Tuttavia, alla luce di tale normativa, la giurisprudenza ha individuato un’eccezione a tale stringente necessaria presenza di strumenti urbanistici per la disciplina del territorio: il cd “lotto intercluso”. Tale fattispecie si realizza, secondo tale impostazione, allorquando l’area edificabile di proprietà del richiedente:

– sia l’unica a non essere stata ancora edificata;

– si trovi in una zona integralmente interessata da costruzioni;

– sia dotata di tutte le opere di urbanizzazione (primarie e secondarie), previste dagli strumenti urbanistici;

– sia valorizzata da un progetto edilizio del tutto conforme al p.r.g.

In sostanza, si consente l’intervento costruttivo diretto purché si accerti la sussistenza di una situazione di fatto perfettamente corrispondente a quella derivante dall’attuazione del piano esecutivo, allo scopo di evitare defatiganti attese per il privato ed inutili dispendi di attività procedimentale per l’ente pubblico (cfr.
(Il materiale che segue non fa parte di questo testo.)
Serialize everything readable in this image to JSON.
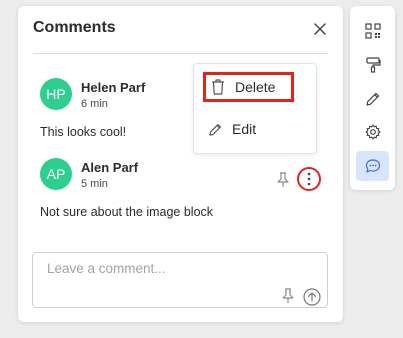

Cons. St., sez. IV, 29 gennaio 2008, n. 268; sez. V, 3 marzo 2004, n. 1013; sez. IV, Sent., 10 giugno 2010, n. 3699). Quindi, lo strumento urbanistico deve considerarsi superfluo posto che è stata ormai raggiunta la piena edificazione e urbanizzazione della zona interessata, raggiungendo in tal modo la scopo ed i risultati perseguiti dai piani esecutivi (i.e. piano attuativo).

Nel caso esaminato dal Consiglio di Stato risultava che il lotto di proprietà del ricorrente era inserito in una zona completamente urbanizzata e servita dalle opere di urbanizzazione primaria e secondaria, in una zona razionalmente urbanizzata e circondata da una serie di abitazioni private, di tal ché l’approvazione di un piano attuativo sarebbe stata del tutto superflua, non rimanendo margini di regolamentazione. Contrariamente si porrebbe a carico del privato l’inutile attesa per l’approvazione del piano esecutivo che comunque non potrebbe apportare alcun significativo intervento volto alla salvaguardia del territorio, che si ripete già pienamente urbanizzato.

Per tali ragioni il Consiglio di Stato ha accolto l’appello e, per l’effetto, in riforma della sentenza impugnata, ha respinto il ricorso di primo grado.